Cottage cheese has taken its spin around the wheel of popularity more than once, going from frugal farm food to a high-profile diet food in the 1960s, then relegated to the back of the dairy case until the recent interest in high-protein diets brought it back out of obscurity. With more protein than Greek yogurt, cottage cheese is getting a makeover by many dairy brands that now offer on-the-go cups or package it with crunchy mix-ins.
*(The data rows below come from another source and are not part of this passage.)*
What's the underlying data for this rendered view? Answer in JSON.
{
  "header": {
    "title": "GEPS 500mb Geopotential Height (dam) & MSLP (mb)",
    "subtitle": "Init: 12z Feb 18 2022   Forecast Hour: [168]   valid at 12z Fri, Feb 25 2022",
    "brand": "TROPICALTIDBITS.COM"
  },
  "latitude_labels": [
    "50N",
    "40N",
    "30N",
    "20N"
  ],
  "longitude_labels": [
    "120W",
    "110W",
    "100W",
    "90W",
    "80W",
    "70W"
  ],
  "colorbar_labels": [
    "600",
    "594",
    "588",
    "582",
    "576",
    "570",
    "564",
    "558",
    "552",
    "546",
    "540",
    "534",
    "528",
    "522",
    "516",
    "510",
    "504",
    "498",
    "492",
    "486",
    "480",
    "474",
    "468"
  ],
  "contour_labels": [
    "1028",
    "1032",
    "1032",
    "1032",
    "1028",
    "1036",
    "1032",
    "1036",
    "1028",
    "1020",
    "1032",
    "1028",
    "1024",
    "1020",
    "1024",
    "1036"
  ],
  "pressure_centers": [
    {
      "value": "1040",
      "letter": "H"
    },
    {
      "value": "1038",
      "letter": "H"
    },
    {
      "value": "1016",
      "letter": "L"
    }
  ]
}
In principle, those ’60s versions of cottage cheese sound pretty good: a healthy scoop of cottage cheese was usually plopped over fruit; pineapple or peaches were the standards. As the dieting world shifted to reducing fat in food items, cottage cheese got left behind.
It didn’t help that cottage cheese’s biggest fan was President Richard Nixon. It was his usual daily lunch in the White House, according to many historians. When he left Washington in disgrace, cottage cheese’s reputation dimmed, too.
Now, however, cottage cheese is back in the big leagues, thanks to its outstanding nutritional profile. One cup contains 28 grams of protein and sizable amounts of calcium and phosphorus, both of which are important in building strong bones. Because it is considered a fresh, not aged, cheese, many brands have live cultures of “good” bacteria or probiotics that can promote a healthy digestive system.
Like many cheeses, cottage cheese can be high in sodium. Lower-sodium types are available, but on average, a one-cup serving will contain almost a third of the recommended daily sodium intake.
Not everyone likes the lumpy texture and monotone color of cottage cheese; even President Nixon sometimes resorted to adding catsup to inject some color. It’s still possible to get those health benefits by adding cottage cheese to other dishes.
Cottage cheese pancakes, made with just three ingredients, are a gluten-free breakfast or brunch treat. With oats as a binder, they stay fluffier than most flour-free pancakes, and are sweet enough to eat without syrup.
A slightly more complicated cottage cheese dough makes airy rolls that can be served for dinner, sliced for mini sandwiches, or made for breakfast. The no-yeast dough is soft and sticky, but can be made in advance and refrigerated. The rolls are best while still warm, or frozen and reheated.
Whipped cottage cheese also makes a higher-protein substitute for cream cheese, and with the addition of other ingredients can be the basis of a satisfying dip for vegetables or sturdy chips. Shelled edamame gives one such dip a bright-green, guacamole-like color that is the polar opposite of cottage cheese’s all-white natural state, and chiles, lime juice and cilantro add a spicy bite.